How to prune and wire your bonsai

You need to prune and wire your bonsai to determine its shape. There are many ways that your bonsai can then grow.
Here are some examples of shapes that you can produce.

Informal Upright (Moyogi)

This is the shape that you’ll most commonly encounter, and the way that most commercial growers will shape their bonsai.
This tends to look the most aesthetically pleasing in the widest variety of settings.
It is typically considered the easiest way to prune and wire your bonsai, particularly for beginners.

Slanting (Shakkan)

Characterised, as is clear by the name, by the typically quite straight but leaning trunk.

The trunk should be carefully considered, to have the nebari pointing in the opposite direction to the lean.

Windswept (Fukinagashi)

Again, as is clear by the name, the fukinagashi style appears as though it has been grown in a strong prevailing wind.

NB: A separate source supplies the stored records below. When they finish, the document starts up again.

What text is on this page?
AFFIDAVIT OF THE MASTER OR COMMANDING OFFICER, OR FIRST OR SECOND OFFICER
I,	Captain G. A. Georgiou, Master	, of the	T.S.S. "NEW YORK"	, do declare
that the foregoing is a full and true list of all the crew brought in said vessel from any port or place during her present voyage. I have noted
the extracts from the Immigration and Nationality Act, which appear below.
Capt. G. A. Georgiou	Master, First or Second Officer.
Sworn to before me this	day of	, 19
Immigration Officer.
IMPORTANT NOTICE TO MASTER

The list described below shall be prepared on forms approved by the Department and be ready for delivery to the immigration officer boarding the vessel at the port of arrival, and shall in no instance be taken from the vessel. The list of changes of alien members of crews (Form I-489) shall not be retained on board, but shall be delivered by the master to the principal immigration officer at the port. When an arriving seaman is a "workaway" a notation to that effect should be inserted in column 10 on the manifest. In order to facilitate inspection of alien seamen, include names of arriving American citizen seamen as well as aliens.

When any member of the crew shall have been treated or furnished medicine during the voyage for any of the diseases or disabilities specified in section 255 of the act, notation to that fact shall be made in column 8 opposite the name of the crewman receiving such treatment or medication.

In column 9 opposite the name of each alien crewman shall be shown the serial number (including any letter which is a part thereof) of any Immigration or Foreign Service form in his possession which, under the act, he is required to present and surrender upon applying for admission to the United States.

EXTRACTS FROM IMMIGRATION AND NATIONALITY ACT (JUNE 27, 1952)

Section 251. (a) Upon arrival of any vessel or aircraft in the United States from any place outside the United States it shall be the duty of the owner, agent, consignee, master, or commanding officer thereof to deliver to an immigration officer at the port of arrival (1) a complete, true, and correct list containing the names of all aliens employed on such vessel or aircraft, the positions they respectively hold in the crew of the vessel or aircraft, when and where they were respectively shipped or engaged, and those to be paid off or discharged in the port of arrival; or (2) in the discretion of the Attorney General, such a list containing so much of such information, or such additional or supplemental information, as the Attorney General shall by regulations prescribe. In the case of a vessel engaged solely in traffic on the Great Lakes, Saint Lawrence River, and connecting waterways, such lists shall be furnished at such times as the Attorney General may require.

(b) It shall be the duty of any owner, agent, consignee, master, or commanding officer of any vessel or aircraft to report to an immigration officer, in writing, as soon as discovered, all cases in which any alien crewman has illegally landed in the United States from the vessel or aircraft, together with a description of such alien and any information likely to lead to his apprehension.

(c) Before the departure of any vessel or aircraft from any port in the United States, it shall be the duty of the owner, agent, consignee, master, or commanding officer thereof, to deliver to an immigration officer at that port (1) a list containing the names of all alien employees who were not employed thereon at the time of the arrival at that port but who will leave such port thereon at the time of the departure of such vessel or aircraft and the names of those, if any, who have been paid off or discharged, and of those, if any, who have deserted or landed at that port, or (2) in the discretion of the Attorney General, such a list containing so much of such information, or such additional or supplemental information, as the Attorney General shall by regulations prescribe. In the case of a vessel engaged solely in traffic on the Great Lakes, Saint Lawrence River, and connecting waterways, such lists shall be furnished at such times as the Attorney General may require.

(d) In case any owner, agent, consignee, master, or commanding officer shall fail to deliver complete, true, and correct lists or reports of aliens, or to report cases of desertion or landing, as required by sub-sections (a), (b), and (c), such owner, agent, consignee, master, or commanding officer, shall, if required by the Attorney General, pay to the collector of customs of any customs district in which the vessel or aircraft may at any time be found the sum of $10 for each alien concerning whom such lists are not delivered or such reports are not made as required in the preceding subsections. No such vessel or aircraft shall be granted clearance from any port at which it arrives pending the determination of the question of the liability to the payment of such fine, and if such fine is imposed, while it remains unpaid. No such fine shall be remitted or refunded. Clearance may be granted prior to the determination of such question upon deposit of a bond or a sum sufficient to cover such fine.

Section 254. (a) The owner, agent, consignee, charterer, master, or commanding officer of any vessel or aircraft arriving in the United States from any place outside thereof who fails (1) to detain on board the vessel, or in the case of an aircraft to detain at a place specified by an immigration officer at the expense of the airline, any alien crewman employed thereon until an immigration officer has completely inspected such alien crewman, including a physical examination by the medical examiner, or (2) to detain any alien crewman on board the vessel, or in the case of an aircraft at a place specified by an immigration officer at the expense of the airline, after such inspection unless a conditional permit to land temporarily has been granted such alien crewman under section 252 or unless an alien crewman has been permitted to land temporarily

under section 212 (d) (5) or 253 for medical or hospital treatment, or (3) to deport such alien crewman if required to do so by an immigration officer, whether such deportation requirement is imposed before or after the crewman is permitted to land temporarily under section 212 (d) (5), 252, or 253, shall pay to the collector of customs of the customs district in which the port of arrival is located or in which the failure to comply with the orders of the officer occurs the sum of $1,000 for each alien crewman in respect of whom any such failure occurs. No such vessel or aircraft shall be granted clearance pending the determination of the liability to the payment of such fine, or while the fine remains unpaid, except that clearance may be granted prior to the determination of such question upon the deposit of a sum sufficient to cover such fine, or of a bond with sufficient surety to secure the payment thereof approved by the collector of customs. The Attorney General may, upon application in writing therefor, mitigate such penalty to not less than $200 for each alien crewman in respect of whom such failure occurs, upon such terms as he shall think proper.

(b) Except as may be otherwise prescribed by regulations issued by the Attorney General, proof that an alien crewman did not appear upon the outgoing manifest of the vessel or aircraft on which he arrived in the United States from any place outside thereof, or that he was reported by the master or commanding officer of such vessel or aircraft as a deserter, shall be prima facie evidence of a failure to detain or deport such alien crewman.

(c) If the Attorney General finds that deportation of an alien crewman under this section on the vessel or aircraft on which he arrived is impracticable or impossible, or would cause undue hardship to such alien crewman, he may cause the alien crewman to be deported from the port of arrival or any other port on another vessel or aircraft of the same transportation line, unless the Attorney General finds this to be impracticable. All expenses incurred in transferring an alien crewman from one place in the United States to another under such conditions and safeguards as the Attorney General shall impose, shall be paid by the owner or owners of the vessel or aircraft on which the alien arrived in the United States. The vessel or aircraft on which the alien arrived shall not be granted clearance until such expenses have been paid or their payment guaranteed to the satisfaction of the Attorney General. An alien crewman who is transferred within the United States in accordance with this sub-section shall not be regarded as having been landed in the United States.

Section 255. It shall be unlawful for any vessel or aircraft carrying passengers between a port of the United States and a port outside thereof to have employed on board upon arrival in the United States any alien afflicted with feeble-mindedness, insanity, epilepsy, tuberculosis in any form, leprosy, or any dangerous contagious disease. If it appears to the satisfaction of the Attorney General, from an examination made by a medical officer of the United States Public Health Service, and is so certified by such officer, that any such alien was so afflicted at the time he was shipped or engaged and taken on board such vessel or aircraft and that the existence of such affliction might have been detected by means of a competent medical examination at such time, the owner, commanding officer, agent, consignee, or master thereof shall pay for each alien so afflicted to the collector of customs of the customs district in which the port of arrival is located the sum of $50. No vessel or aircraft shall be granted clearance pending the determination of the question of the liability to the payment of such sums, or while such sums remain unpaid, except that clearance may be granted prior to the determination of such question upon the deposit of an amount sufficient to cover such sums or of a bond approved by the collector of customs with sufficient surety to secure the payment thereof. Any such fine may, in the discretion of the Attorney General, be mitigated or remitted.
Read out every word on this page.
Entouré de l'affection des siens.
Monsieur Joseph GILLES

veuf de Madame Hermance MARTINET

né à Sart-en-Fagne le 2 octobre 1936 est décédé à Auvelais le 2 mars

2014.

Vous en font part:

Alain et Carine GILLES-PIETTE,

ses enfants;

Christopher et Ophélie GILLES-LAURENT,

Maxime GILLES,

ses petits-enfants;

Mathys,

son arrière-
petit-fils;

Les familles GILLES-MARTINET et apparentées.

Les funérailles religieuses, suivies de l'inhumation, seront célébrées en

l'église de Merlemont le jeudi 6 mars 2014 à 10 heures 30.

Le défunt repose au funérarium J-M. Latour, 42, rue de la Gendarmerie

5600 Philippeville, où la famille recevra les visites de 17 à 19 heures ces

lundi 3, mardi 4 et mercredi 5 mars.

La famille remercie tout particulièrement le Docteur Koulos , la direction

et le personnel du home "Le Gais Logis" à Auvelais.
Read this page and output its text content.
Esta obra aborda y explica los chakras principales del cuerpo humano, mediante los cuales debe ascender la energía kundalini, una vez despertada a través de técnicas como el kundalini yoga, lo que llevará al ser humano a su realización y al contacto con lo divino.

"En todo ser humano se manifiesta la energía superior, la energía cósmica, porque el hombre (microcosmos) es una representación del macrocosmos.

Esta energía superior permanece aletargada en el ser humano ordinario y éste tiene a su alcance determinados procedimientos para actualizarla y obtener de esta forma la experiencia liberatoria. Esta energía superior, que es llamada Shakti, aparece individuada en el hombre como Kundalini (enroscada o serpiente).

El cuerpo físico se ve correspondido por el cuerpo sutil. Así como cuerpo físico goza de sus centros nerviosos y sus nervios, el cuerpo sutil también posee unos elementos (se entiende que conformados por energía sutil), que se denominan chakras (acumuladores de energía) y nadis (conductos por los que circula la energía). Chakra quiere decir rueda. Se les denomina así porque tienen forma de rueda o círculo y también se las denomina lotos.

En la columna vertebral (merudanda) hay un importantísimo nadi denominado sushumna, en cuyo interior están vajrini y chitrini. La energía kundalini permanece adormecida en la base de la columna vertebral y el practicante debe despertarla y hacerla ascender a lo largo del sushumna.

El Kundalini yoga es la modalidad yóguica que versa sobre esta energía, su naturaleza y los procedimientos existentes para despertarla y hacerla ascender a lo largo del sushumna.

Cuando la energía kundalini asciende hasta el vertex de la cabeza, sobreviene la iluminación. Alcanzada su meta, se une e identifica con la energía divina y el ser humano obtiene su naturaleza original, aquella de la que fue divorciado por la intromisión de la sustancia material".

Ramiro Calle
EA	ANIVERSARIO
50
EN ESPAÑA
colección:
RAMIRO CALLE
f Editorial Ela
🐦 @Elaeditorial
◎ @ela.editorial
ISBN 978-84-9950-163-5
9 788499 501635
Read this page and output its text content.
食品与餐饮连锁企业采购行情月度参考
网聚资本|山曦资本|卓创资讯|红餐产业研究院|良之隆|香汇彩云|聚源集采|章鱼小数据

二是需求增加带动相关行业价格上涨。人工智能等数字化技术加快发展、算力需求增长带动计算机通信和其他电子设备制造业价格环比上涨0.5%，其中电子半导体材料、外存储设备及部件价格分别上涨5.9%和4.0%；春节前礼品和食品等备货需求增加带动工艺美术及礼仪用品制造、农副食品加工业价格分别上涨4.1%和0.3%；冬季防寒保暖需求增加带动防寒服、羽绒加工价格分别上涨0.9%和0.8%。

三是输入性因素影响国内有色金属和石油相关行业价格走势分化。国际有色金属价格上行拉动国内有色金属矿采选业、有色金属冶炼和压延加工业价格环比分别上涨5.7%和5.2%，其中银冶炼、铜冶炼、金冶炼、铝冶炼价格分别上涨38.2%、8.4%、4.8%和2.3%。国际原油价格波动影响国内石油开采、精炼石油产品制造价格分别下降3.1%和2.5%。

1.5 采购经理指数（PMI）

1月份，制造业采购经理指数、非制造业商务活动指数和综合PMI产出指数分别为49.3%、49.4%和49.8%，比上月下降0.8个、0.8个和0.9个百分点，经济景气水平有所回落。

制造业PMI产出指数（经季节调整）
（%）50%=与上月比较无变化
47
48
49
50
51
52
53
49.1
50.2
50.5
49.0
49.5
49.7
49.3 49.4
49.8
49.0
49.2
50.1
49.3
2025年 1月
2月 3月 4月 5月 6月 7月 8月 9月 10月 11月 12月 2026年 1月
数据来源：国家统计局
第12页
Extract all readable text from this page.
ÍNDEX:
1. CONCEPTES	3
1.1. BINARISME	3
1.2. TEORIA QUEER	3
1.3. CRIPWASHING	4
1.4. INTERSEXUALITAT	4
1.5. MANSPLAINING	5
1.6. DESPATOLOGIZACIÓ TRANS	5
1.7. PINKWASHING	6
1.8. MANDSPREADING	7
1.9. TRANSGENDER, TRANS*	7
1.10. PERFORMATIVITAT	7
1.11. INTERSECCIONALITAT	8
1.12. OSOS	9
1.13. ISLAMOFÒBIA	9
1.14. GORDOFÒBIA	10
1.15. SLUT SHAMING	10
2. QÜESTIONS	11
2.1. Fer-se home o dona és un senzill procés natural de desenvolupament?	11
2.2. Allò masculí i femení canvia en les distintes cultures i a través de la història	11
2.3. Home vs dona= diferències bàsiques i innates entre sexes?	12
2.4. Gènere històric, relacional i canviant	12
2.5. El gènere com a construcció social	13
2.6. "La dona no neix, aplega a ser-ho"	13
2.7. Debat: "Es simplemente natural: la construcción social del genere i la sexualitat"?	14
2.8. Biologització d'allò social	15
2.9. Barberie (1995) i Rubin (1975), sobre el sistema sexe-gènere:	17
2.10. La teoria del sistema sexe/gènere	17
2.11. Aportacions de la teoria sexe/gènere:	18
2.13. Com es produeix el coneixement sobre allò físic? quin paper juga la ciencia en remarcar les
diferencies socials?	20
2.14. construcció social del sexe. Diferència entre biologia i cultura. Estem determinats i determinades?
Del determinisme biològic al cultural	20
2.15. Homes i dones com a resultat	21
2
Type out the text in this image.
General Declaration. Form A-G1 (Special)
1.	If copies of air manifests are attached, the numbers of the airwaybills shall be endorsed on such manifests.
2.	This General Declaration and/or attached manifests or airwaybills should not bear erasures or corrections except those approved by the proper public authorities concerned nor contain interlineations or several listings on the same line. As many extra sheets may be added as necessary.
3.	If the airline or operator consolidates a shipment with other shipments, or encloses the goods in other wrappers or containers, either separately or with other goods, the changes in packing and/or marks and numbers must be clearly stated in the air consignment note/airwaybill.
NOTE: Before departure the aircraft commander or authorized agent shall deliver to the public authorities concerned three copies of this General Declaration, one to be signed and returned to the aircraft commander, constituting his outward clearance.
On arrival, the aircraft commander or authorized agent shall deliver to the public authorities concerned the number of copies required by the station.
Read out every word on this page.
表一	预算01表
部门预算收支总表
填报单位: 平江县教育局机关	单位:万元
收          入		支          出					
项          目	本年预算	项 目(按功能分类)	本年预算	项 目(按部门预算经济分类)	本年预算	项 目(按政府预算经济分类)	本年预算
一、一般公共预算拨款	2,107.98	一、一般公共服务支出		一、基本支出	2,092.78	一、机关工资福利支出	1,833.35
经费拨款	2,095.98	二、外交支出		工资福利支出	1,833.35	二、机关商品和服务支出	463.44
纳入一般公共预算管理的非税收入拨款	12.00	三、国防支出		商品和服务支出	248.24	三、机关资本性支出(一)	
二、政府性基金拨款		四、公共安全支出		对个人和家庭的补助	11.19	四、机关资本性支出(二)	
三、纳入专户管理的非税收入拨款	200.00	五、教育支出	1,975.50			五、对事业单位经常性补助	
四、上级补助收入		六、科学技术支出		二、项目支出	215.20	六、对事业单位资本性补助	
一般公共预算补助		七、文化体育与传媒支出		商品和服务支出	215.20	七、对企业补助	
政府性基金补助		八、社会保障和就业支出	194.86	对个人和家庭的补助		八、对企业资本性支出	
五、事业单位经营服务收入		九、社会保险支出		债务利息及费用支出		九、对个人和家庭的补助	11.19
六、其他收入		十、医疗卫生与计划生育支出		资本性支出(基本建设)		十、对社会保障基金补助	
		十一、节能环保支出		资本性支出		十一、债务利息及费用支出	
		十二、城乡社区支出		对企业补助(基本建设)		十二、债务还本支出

Typically the branches will also be pointing in same direction.

Literati or Bunjin (Bunjingi)

Taken from the literati of imperial china, these bonsai tend to be stripped of their branches at the lower level with a crown of branches at the top.

This can be achieved with very hard pruning.

Twin Trunk (Sokan)

Typically this shape is achieved by allowing one of the young branches to grow much thicker than would otherwise be allowed.

The same effect could be achieve with growing two trees very close to one another, whose trunk then merge as they grow.

Formal Upright (Chokkan)

This is the most formal style of bonsai, and grown in similar fashion/shape as that of a chrismas tree; with a thick trunk at the base which gradually tapers. The branch structure follows a similar pattern.


Finally, now go and prune and wire your bonsai to create your desired shape!